Aim: To investigate the role of zinc finger homeobox 3 gene (ZFHX3) in tachypacing-induced mitochondrial dysfunction and explore its molecular mechanisms and potential as a therapeutic target in atrial fibrillation (AF). Methods: Through a bioluminescent assay, a patch clamp, confocal fluorescence and fluorescence microscopy, microplate enzyme activity assays and Western blotting, we studied ATP and ADP production, mitochondrial electron transfer chain complex activities, ATP-sensitive potassium channels (I_KATP), mitochondrial oxidative stress, Ca²⁺ content, and protein expression in control and ZFHX3 knockdown (KD) HL-1 cells subjected to 1 and 5-Hz pacing for 24 hours.
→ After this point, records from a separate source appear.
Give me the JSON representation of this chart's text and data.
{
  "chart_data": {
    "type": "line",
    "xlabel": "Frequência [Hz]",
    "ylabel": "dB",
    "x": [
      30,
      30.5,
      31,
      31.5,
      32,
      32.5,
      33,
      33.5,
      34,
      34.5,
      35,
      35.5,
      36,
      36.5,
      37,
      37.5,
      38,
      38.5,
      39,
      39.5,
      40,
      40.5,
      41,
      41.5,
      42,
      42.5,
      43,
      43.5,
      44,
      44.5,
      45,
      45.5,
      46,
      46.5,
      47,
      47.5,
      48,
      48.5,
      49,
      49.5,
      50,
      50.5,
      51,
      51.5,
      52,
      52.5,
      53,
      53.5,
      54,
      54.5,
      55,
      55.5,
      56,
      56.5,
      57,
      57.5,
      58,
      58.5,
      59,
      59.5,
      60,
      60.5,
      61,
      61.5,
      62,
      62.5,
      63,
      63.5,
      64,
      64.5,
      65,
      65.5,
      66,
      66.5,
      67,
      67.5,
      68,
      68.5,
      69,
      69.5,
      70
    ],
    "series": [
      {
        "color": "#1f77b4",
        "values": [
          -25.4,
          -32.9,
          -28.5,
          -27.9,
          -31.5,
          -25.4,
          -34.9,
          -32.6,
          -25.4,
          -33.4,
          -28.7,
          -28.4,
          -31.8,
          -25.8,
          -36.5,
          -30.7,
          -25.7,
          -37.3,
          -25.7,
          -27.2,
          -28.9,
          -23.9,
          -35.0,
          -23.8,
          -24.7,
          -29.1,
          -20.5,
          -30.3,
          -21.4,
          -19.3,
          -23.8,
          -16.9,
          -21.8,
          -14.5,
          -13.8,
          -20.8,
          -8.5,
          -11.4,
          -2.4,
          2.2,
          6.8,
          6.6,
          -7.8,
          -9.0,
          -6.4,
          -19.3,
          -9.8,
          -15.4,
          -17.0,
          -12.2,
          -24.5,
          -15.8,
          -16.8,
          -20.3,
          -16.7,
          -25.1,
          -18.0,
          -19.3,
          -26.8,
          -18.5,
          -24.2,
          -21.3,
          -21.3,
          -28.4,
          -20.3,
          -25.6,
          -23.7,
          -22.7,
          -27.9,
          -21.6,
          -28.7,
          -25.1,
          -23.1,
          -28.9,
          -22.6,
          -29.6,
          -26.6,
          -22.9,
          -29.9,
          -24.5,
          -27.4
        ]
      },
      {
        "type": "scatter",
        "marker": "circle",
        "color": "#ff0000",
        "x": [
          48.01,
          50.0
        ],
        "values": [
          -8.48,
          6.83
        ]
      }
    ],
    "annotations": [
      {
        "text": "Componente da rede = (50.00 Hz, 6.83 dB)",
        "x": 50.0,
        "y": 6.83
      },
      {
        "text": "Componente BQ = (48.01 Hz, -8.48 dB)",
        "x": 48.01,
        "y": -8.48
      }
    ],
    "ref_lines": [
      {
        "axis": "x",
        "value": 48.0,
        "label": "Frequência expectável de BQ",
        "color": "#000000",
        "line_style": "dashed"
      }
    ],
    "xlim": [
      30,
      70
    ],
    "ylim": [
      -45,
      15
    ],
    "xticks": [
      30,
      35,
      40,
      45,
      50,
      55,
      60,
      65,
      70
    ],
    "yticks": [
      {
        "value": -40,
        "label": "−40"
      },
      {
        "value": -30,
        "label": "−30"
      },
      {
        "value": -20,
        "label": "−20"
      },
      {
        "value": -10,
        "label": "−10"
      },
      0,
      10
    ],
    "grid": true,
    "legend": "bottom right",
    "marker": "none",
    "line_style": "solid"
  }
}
Results: Compared with 1-Hz pacing, 5-Hz pacing increased ATP and ADP production, I_KATP, phosphorylated adenosine monophosphate-activated protein kinase and inositol 1,4,5-triphosphate (IP₃) receptor (IP₃R) protein expression. Tachypacing induced mitochondrial oxidative stress and Ca²⁺ overload in both cell types. Furthermore, under 1- and 5-Hz pacing, ZFHX3 KD cells showed higher I_KATP, ATP and ADP production, mitochondrial oxidative stress and Ca²⁺ content than control cells. Under 5-Hz pacing, 2-aminoethoxydiphenyl borate (2-APB; 3 μmol/L, an IP₃R inhibitor) and MitoTEMPO (10 µmol/L, a mitochondria-targeted antioxidant) reduced ADP and increased ATP production in both cell types; however, only 2-APB significantly reduced mitochondrial Ca²⁺ overload in control cells. Under 5-Hz pacing, mitochondrial oxidative stress was significantly reduced by both MitoTEMPO and 2-APB and only by 2-APB in control and ZFHX3 KD cells respectively. Conclusion: ZFHX3 KD cells modulate mitochondrial adaptations to tachypacing in HL-1 cardiomyocytes through Ca²⁺ overload, oxidative stress and metabolic disorder. Targeting IP₃R signalling or oxidative stress could reduce AF.